Posted June 7, 2010 by Jimmy Cracked-Corn in 2010, DIY, garden, raised bed, sq foot garden, vegetable gardening. Tagged: cabbage, cucumbers, garden, june, onions, panorama, pole beans, pvc, strawberries, teepee, tomatoes, trellis. 2 Comments
Click the picture for an insanely bigger version.
If you look closely enough you can see a few of the “stitching” mistakes. Oh well, you get the idea.

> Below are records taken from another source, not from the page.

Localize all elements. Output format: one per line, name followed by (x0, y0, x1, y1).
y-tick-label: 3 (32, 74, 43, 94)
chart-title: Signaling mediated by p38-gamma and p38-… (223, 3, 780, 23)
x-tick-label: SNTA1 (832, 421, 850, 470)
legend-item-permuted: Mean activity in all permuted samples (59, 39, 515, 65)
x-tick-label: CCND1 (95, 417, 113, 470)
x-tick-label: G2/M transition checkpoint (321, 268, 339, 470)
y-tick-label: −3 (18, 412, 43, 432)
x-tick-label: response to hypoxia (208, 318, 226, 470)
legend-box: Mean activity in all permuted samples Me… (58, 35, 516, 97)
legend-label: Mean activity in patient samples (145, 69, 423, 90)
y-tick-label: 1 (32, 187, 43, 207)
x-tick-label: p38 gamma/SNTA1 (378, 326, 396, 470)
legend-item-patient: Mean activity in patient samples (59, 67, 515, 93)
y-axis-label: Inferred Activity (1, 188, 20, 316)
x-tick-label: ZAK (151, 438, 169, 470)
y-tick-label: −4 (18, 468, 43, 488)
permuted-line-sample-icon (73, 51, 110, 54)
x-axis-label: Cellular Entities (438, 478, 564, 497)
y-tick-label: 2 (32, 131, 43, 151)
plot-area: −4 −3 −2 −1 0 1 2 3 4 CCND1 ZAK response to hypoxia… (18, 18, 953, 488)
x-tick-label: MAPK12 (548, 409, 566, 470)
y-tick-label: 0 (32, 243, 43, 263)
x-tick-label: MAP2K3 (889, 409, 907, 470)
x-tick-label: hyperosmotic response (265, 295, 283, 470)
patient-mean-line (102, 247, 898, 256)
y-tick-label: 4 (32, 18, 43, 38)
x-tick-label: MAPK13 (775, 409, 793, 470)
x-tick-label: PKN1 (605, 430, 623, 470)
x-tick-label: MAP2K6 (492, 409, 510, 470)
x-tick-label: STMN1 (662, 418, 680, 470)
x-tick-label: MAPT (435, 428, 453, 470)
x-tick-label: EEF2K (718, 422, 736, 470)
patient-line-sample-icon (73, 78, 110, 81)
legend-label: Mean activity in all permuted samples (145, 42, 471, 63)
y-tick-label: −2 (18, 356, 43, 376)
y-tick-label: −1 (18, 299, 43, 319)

Posted by Natures Retreat on September 21, 2010 at 7:15 pm
I love the ideas for trellising, I have horrible straight line winds from the south, I am hating the idea of blocking a beautiful view with trees, from the gardens standpoint. What kind of tomatoes are you growing, and did the black plastic with bricks work. You have convinced me to start a blog instead of sharing pics with people and them trying to understand this, and like your garden, they want to know why my sqft gardens are odd shaped and have flowers. Now to find a blog!
Posted by Jimmy Cracked-Corn on September 22, 2010 at 8:01 am
I seem to have a slightly different trellis every year. One year they are too short and I fight with the plants. The next year I build 8 foot trellises and only one variety of tomato grows that tall. :) Oh well! This year I grew Cabin, Oxheart and Amish Paste Indeterminate tomatoes and Heinz 2653 Determinate tomatoes. Only Cabin grew well enough to need the big trellis. My plan for next year will include an entire bed (12 plants) of Cabin tomatoes on tall trellises, an entire bed of Amish Paste on short trellises, and an entire bed of Heinz with just tomato cages. The Heinz plants, being a determinate variety, will die back in mid to late-June, so I’ll reuse that as a bed for green beans after they are done.
The black plastic fabric was intended to keep the weeding down and to help isolate the plants from the soil-borne blight fungus. It did keep the weeds down, but it did not help at all with the septoria leaf spot. Next year I’ll use an organic copper spray preventively from the beginning. An unintended downside to the ground cover was that I was unable to add compost to the whole tomato bed, although I was probably going to be too lazy to get around to doing it anyway. It would still be possible to water with compost tea or fish tank water, etc.
I’m happy to hear that you’ll be starting a blog! Please come back after you begin and leave a link.